Die Gasse war dunkel, die Luft stank nach verfaulendem Abfall. Ich ging durch die Tür, die auf dem Plan eingezeichnet war. Drinnen war es stockfinster. Ich tastete mich an der Wand entlang und eine schmale Treppe hinunter in den Bauch des Gebäudes. Rauch hing in der Luft. Irgendwo sang jemand. Das Murmeln entfernter Stimmen umschwirrte mich. Ich schlich mich weiter vorwärts, stolperte die letzten Stufen hinunter, bis ich am Ende der Treppe durch eine weitere Tür trat.

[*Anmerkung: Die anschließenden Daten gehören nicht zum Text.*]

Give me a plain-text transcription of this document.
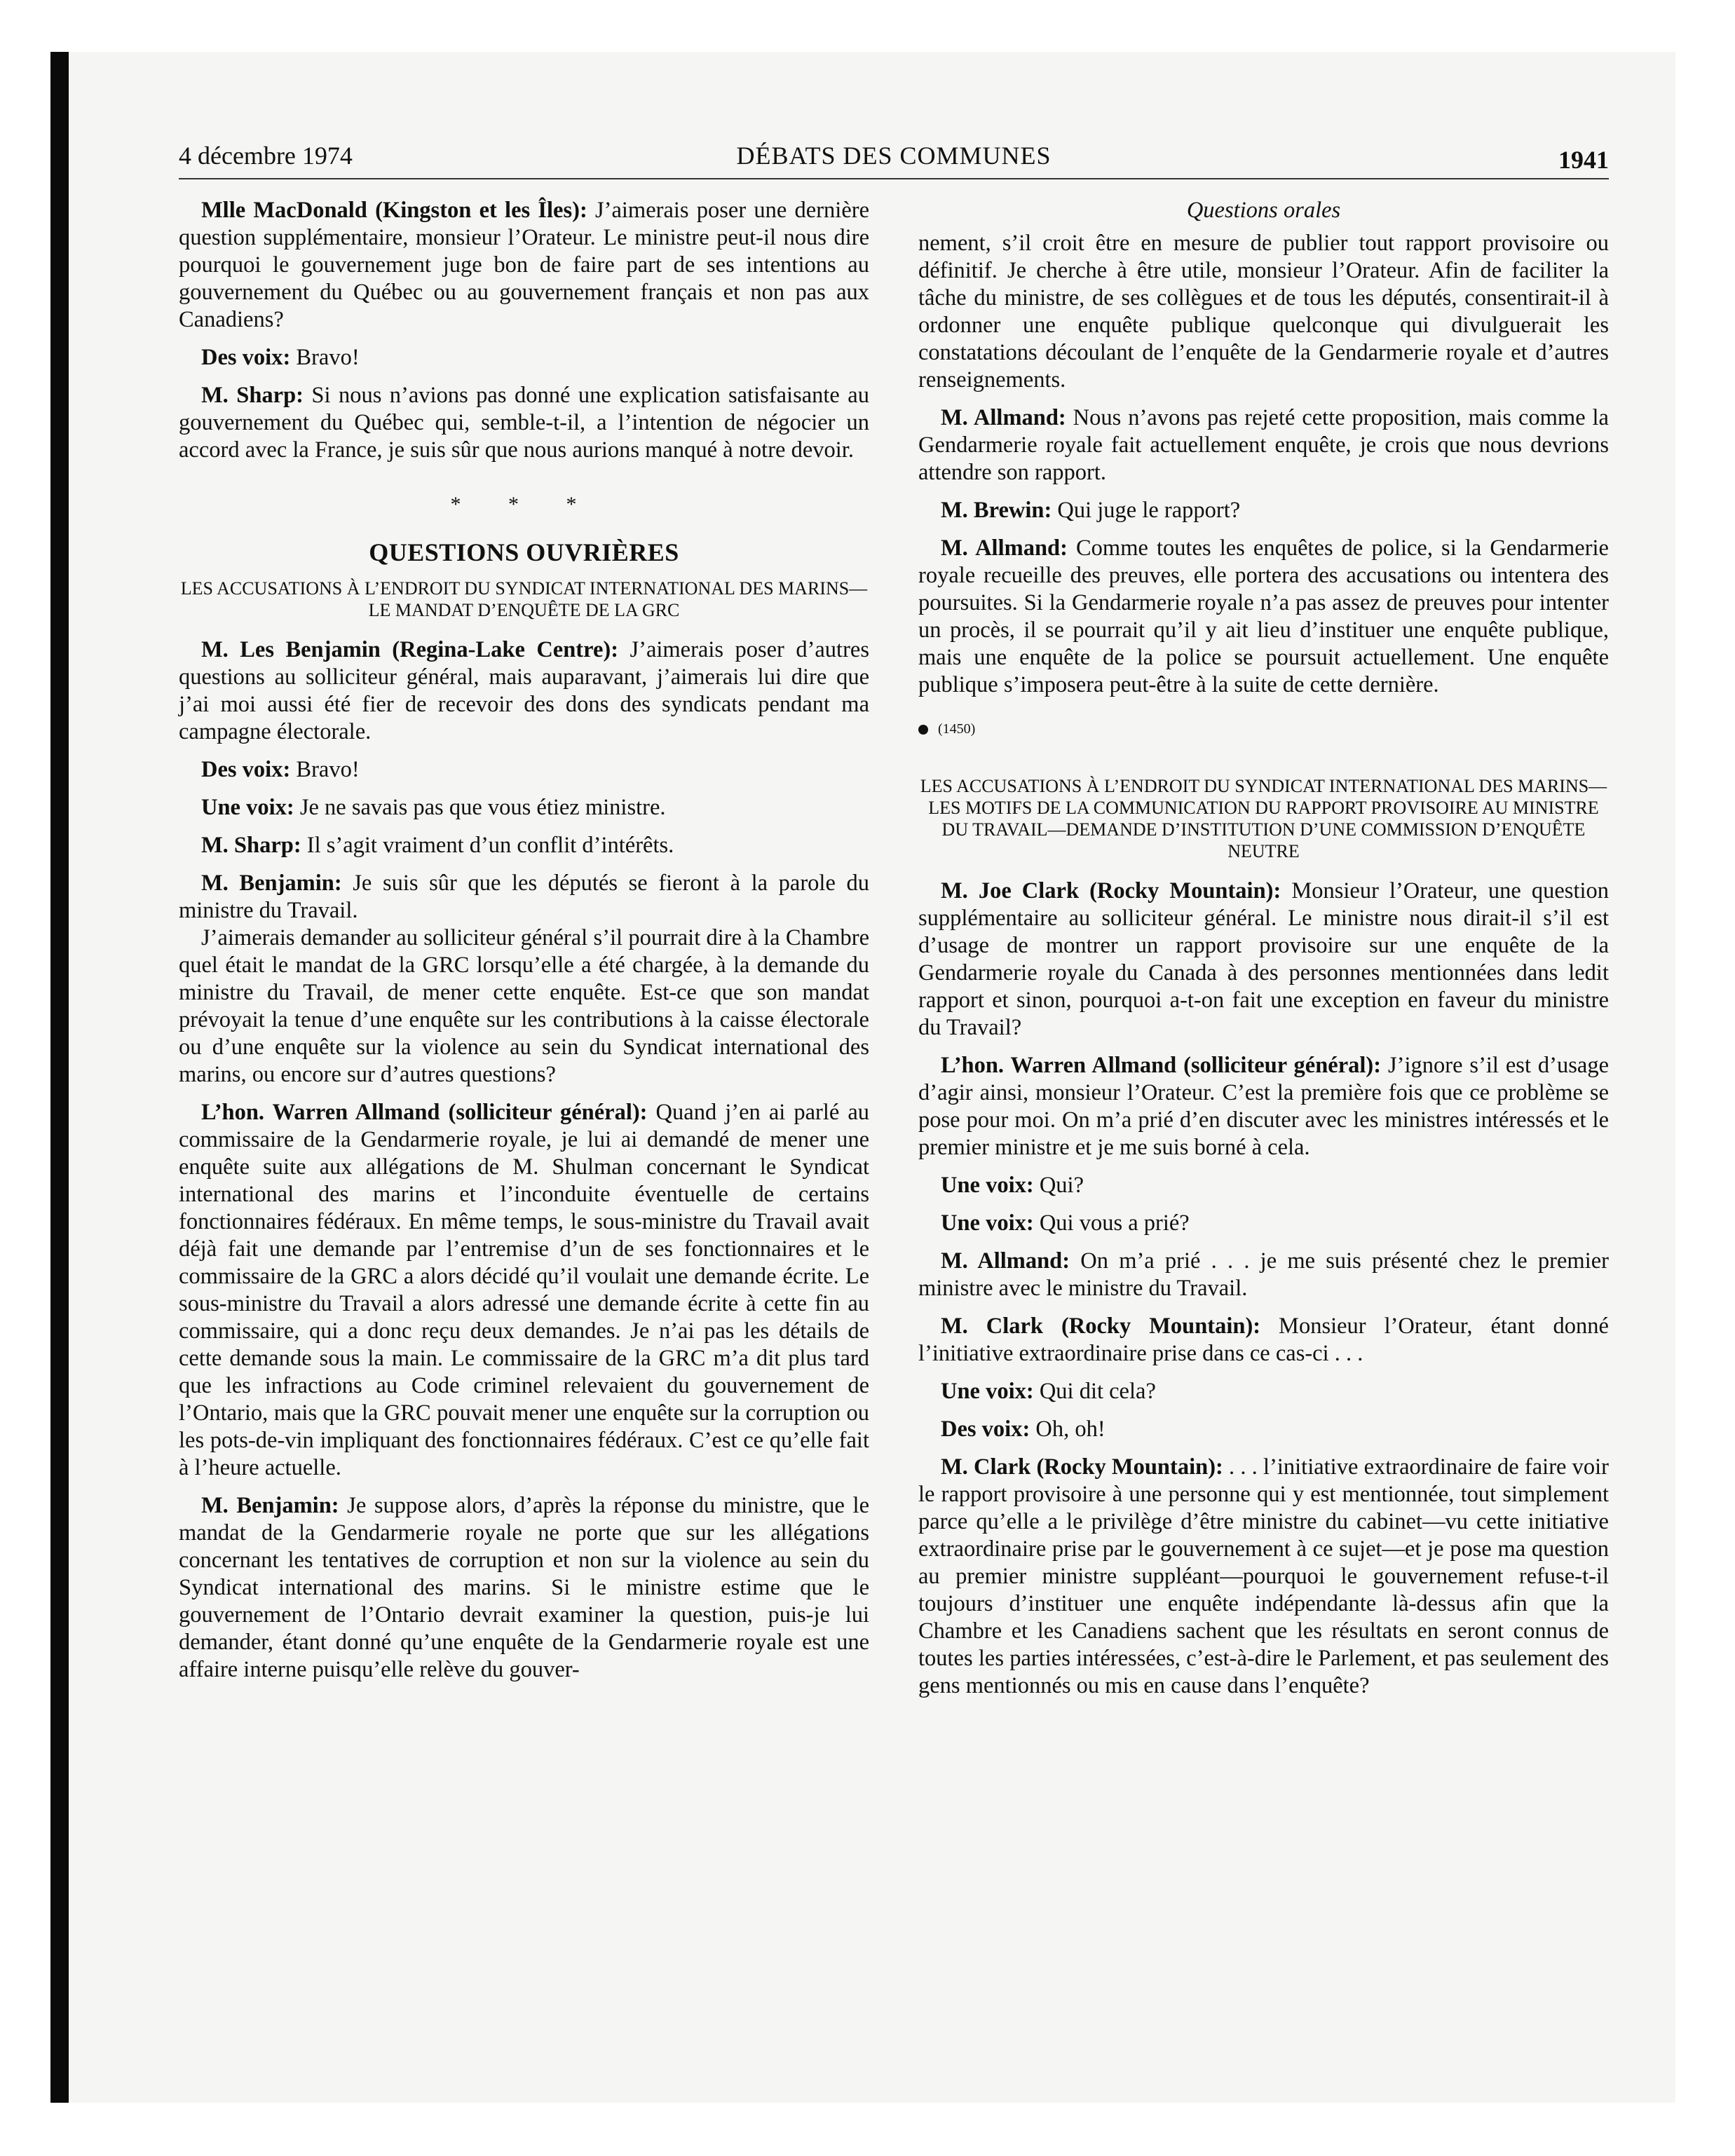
4 décembre 1974	DÉBATS DES COMMUNES	1941

Mlle MacDonald (Kingston et les Îles): J’aimerais poser une dernière question supplémentaire, monsieur l’Orateur. Le ministre peut-il nous dire pourquoi le gouvernement juge bon de faire part de ses intentions au gouvernement du Québec ou au gouvernement français et non pas aux Canadiens?

Des voix: Bravo!

M. Sharp: Si nous n’avions pas donné une explication satisfaisante au gouvernement du Québec qui, semble-t-il, a l’intention de négocier un accord avec la France, je suis sûr que nous aurions manqué à notre devoir.

* * *
QUESTIONS OUVRIÈRES
LES ACCUSATIONS À L’ENDROIT DU SYNDICAT INTERNATIONAL DES MARINS—LE MANDAT D’ENQUÊTE DE LA GRC

M. Les Benjamin (Regina-Lake Centre): J’aimerais poser d’autres questions au solliciteur général, mais auparavant, j’aimerais lui dire que j’ai moi aussi été fier de recevoir des dons des syndicats pendant ma campagne électorale.

Des voix: Bravo!

Une voix: Je ne savais pas que vous étiez ministre.

M. Sharp: Il s’agit vraiment d’un conflit d’intérêts.

M. Benjamin: Je suis sûr que les députés se fieront à la parole du ministre du Travail.

J’aimerais demander au solliciteur général s’il pourrait dire à la Chambre quel était le mandat de la GRC lorsqu’elle a été chargée, à la demande du ministre du Travail, de mener cette enquête. Est-ce que son mandat prévoyait la tenue d’une enquête sur les contributions à la caisse électorale ou d’une enquête sur la violence au sein du Syndicat international des marins, ou encore sur d’autres questions?

L’hon. Warren Allmand (solliciteur général): Quand j’en ai parlé au commissaire de la Gendarmerie royale, je lui ai demandé de mener une enquête suite aux allégations de M. Shulman concernant le Syndicat international des marins et l’inconduite éventuelle de certains fonctionnaires fédéraux. En même temps, le sous-ministre du Travail avait déjà fait une demande par l’entremise d’un de ses fonctionnaires et le commissaire de la GRC a alors décidé qu’il voulait une demande écrite. Le sous-ministre du Travail a alors adressé une demande écrite à cette fin au commissaire, qui a donc reçu deux demandes. Je n’ai pas les détails de cette demande sous la main. Le commissaire de la GRC m’a dit plus tard que les infractions au Code criminel relevaient du gouvernement de l’Ontario, mais que la GRC pouvait mener une enquête sur la corruption ou les pots-de-vin impliquant des fonctionnaires fédéraux. C’est ce qu’elle fait à l’heure actuelle.

M. Benjamin: Je suppose alors, d’après la réponse du ministre, que le mandat de la Gendarmerie royale ne porte que sur les allégations concernant les tentatives de corruption et non sur la violence au sein du Syndicat international des marins. Si le ministre estime que le gouvernement de l’Ontario devrait examiner la question, puis-je lui demander, étant donné qu’une enquête de la Gendarmerie royale est une affaire interne puisqu’elle relève du gouver-

Questions orales

nement, s’il croit être en mesure de publier tout rapport provisoire ou définitif. Je cherche à être utile, monsieur l’Orateur. Afin de faciliter la tâche du ministre, de ses collègues et de tous les députés, consentirait-il à ordonner une enquête publique quelconque qui divulguerait les constatations découlant de l’enquête de la Gendarmerie royale et d’autres renseignements.

M. Allmand: Nous n’avons pas rejeté cette proposition, mais comme la Gendarmerie royale fait actuellement enquête, je crois que nous devrions attendre son rapport.

M. Brewin: Qui juge le rapport?

M. Allmand: Comme toutes les enquêtes de police, si la Gendarmerie royale recueille des preuves, elle portera des accusations ou intentera des poursuites. Si la Gendarmerie royale n’a pas assez de preuves pour intenter un procès, il se pourrait qu’il y ait lieu d’instituer une enquête publique, mais une enquête de la police se poursuit actuellement. Une enquête publique s’imposera peut-être à la suite de cette dernière.

(1450)
LES ACCUSATIONS À L’ENDROIT DU SYNDICAT INTERNATIONAL DES MARINS—LES MOTIFS DE LA COMMUNICATION DU RAPPORT PROVISOIRE AU MINISTRE DU TRAVAIL—DEMANDE D’INSTITUTION D’UNE COMMISSION D’ENQUÊTE NEUTRE

M. Joe Clark (Rocky Mountain): Monsieur l’Orateur, une question supplémentaire au solliciteur général. Le ministre nous dirait-il s’il est d’usage de montrer un rapport provisoire sur une enquête de la Gendarmerie royale du Canada à des personnes mentionnées dans ledit rapport et sinon, pourquoi a-t-on fait une exception en faveur du ministre du Travail?

L’hon. Warren Allmand (solliciteur général): J’ignore s’il est d’usage d’agir ainsi, monsieur l’Orateur. C’est la première fois que ce problème se pose pour moi. On m’a prié d’en discuter avec les ministres intéressés et le premier ministre et je me suis borné à cela.

Une voix: Qui?

Une voix: Qui vous a prié?

M. Allmand: On m’a prié . . . je me suis présenté chez le premier ministre avec le ministre du Travail.

M. Clark (Rocky Mountain): Monsieur l’Orateur, étant donné l’initiative extraordinaire prise dans ce cas-ci . . .

Une voix: Qui dit cela?

Des voix: Oh, oh!

M. Clark (Rocky Mountain): . . . l’initiative extraordinaire de faire voir le rapport provisoire à une personne qui y est mentionnée, tout simplement parce qu’elle a le privilège d’être ministre du cabinet—vu cette initiative extraordinaire prise par le gouvernement à ce sujet—et je pose ma question au premier ministre suppléant—pourquoi le gouvernement refuse-t-il toujours d’instituer une enquête indépendante là-dessus afin que la Chambre et les Canadiens sachent que les résultats en seront connus de toutes les parties intéressées, c’est-à-dire le Parlement, et pas seulement des gens mentionnés ou mis en cause dans l’enquête?
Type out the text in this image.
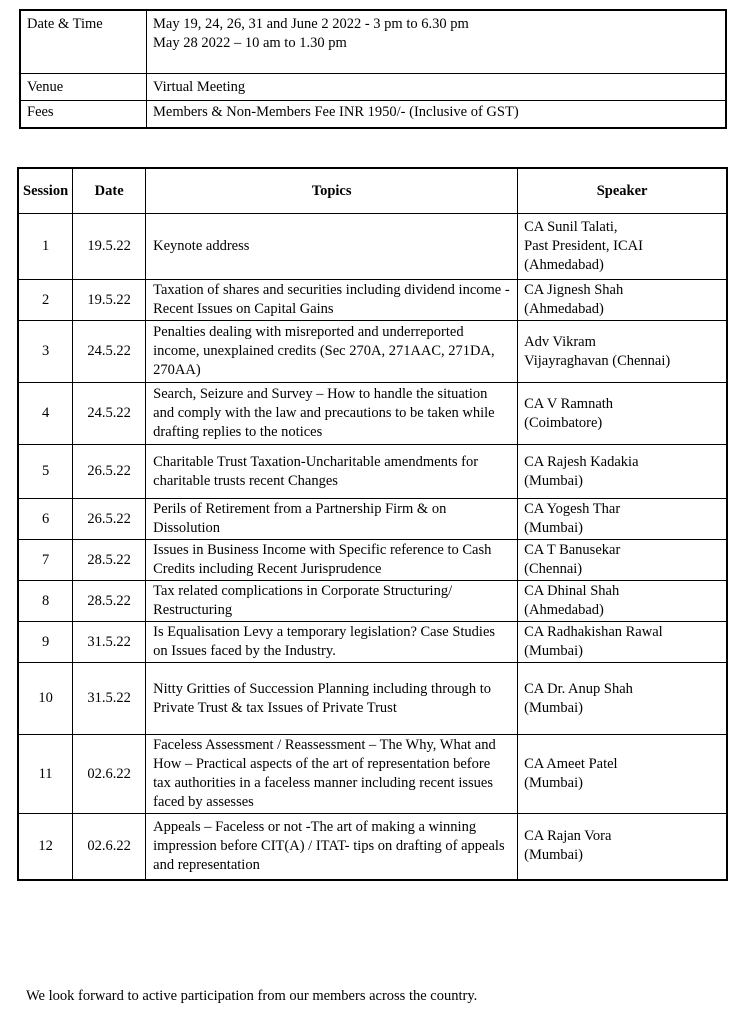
Date & Time	May 19, 24, 26, 31 and June 2 2022 - 3 pm to 6.30 pm
May 28 2022 – 10 am to 1.30 pm

Venue	Virtual Meeting
Fees	Members & Non-Members Fee INR 1950/- (Inclusive of GST)
Session	Date	Topics	Speaker
1	19.5.22	Keynote address	CA Sunil Talati,
Past President, ICAI
(Ahmedabad)

2	19.5.22	Taxation of shares and securities including dividend income - Recent Issues on Capital Gains	CA Jignesh Shah
(Ahmedabad)

3	24.5.22	Penalties dealing with misreported and underreported income, unexplained credits (Sec 270A, 271AAC, 271DA, 270AA)	Adv Vikram
Vijayraghavan (Chennai)

4	24.5.22	Search, Seizure and Survey – How to handle the situation and comply with the law and precautions to be taken while drafting replies to the notices	CA V Ramnath
(Coimbatore)

5	26.5.22	Charitable Trust Taxation-Uncharitable amendments for charitable trusts recent Changes	CA Rajesh Kadakia
(Mumbai)

6	26.5.22	Perils of Retirement from a Partnership Firm & on Dissolution	CA Yogesh Thar
(Mumbai)

7	28.5.22	Issues in Business Income with Specific reference to Cash Credits including Recent Jurisprudence	CA T Banusekar
(Chennai)

8	28.5.22	Tax related complications in Corporate Structuring/ Restructuring	CA Dhinal Shah
(Ahmedabad)

9	31.5.22	Is Equalisation Levy a temporary legislation? Case Studies on Issues faced by the Industry.	CA Radhakishan Rawal
(Mumbai)

10	31.5.22	Nitty Gritties of Succession Planning including through to Private Trust & tax Issues of Private Trust	CA Dr. Anup Shah
(Mumbai)

11	02.6.22	Faceless Assessment / Reassessment – The Why, What and How – Practical aspects of the art of representation before tax authorities in a faceless manner including recent issues faced by assesses	CA Ameet Patel
(Mumbai)

12	02.6.22	Appeals – Faceless or not -The art of making a winning impression before CIT(A) / ITAT- tips on drafting of appeals and representation	CA Rajan Vora
(Mumbai)

We look forward to active participation from our members across the country.
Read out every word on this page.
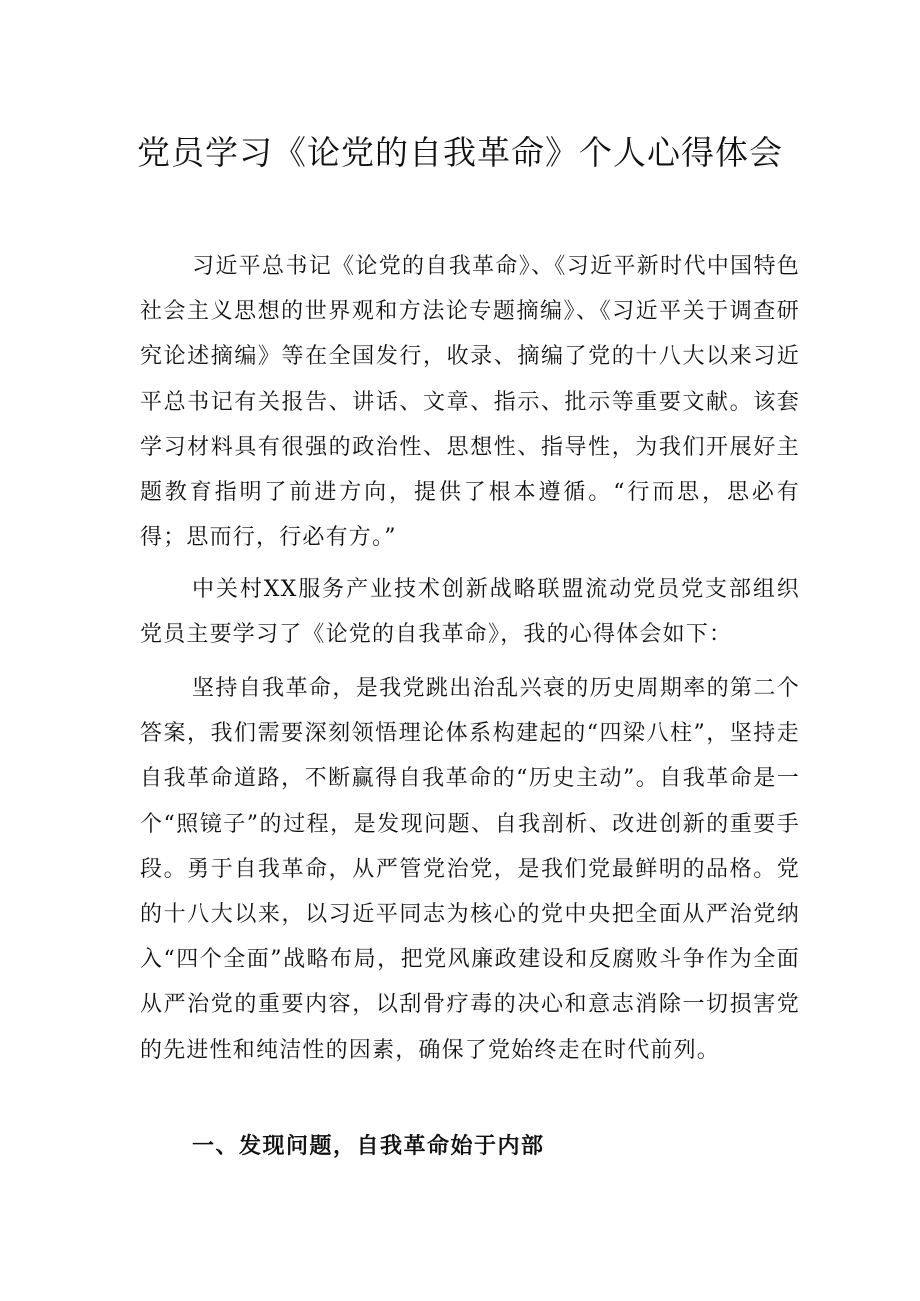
党员学习《论党的自我革命》个人心得体会

习近平总书记《论党的自我革命》、《习近平新时代中国特色社会主义思想的世界观和方法论专题摘编》、《习近平关于调查研究论述摘编》等在全国发行，收录、摘编了党的十八大以来习近平总书记有关报告、讲话、文章、指示、批示等重要文献。该套学习材料具有很强的政治性、思想性、指导性，为我们开展好主题教育指明了前进方向，提供了根本遵循。“行而思，思必有得；思而行，行必有方。”

中关村XX服务产业技术创新战略联盟流动党员党支部组织党员主要学习了《论党的自我革命》，我的心得体会如下：

坚持自我革命，是我党跳出治乱兴衰的历史周期率的第二个答案，我们需要深刻领悟理论体系构建起的“四梁八柱”，坚持走自我革命道路，不断赢得自我革命的“历史主动”。自我革命是一个“照镜子”的过程，是发现问题、自我剖析、改进创新的重要手段。勇于自我革命，从严管党治党，是我们党最鲜明的品格。党的十八大以来，以习近平同志为核心的党中央把全面从严治党纳入“四个全面”战略布局，把党风廉政建设和反腐败斗争作为全面从严治党的重要内容，以刮骨疗毒的决心和意志消除一切损害党的先进性和纯洁性的因素，确保了党始终走在时代前列。

一、发现问题，自我革命始于内部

Eine Frau in einem silbernen Paillettenkleid stand auf der Bühne, hinter ihr eine dreiköpfige Band. Sie sang in ein Mikrofon, das dem ähnelte, das der König bei der Parade benutzt hatte. Ein trauriges, langsames Lied schwebte in den hinteren Teil des Raums. Ein Mann mit Saxofon beugte sich vor und fügte ein paar tiefe Töne hinzu. Paare drehten sich auf einer dicht besetzten Tanzfläche, eine Frau schmiegte ihr Gesicht an den Hals eines Mannes, während er sich vor und zurück bewegte, seine Hüften schwangen im Takt. Andere saßen in gemütlichen Nischen zusammen und lachten über halbvollen Gläsern. In Plastikaschenbechern lagen glimmende Zigaretten, deren Rauchkringel zur Decke stiegen.

Zahlreiche bemalte Leinwände schmückten die Wände. Auf einer waren die Gebäude der Stadt mit blutroten Lichtern übersät, was jeden Wolkenkratzer unheimlich aussehen ließ. Hinter der Bar hing ein riesiges Gemälde, auf dem Reihen von Kindern in blendend weißen Hemden und blauen kurzen Hosen standen, die denen der Goldenen Generation ähnelten, ihre Gesichter waren allerdings flach und nichtssagend, eines sah aus wie das andere. Ich musterte jede Person im Raum, hielt an der Bar nach Caleb Ausschau und in der Gruppe Männer, die in der Nähe der Tür stand. Im hinteren Teil, rechts von der Bühne, saß jemand allein in einer Nische. Sein Gesicht war unter dem Schirm einer Mütze verborgen. Er drehte etwas in den Fingern hin und her, selbstvergessen in ruhiger Konzentration.

Das Lied war zu Ende. Die Frau in dem Paillettenkleid stellte die Bandmitglieder vor und machte einen Scherz. Ein paar Leute hinter mir lachten. Ich stand wie angewurzelt da und sah ihm zu, wie er mit einer Papierserviette spielte und sich kräftig auf die Unterlippe biss. Plötzlich, als hätte er meine Anwesenheit gespürt, sah er auf und unsere Blicke trafen sich. Er starrte mich einen Moment an, auf seinem Gesicht leuchtete ein Lächeln.

Er stand auf und kam auf mich zu. Als die Frau wieder zu singen begann, war er bei mir und drückte sein Gesicht an meinen Hals. Er schlang die Arme fest um mich, zog mich so dicht an sich, dass er mich hochhob. Wir standen dort, während die Musik um uns herum immer lauter wurde. Unsere Körper passten so perfekt zusammen, als hätten wir nie getrennt werden sollen.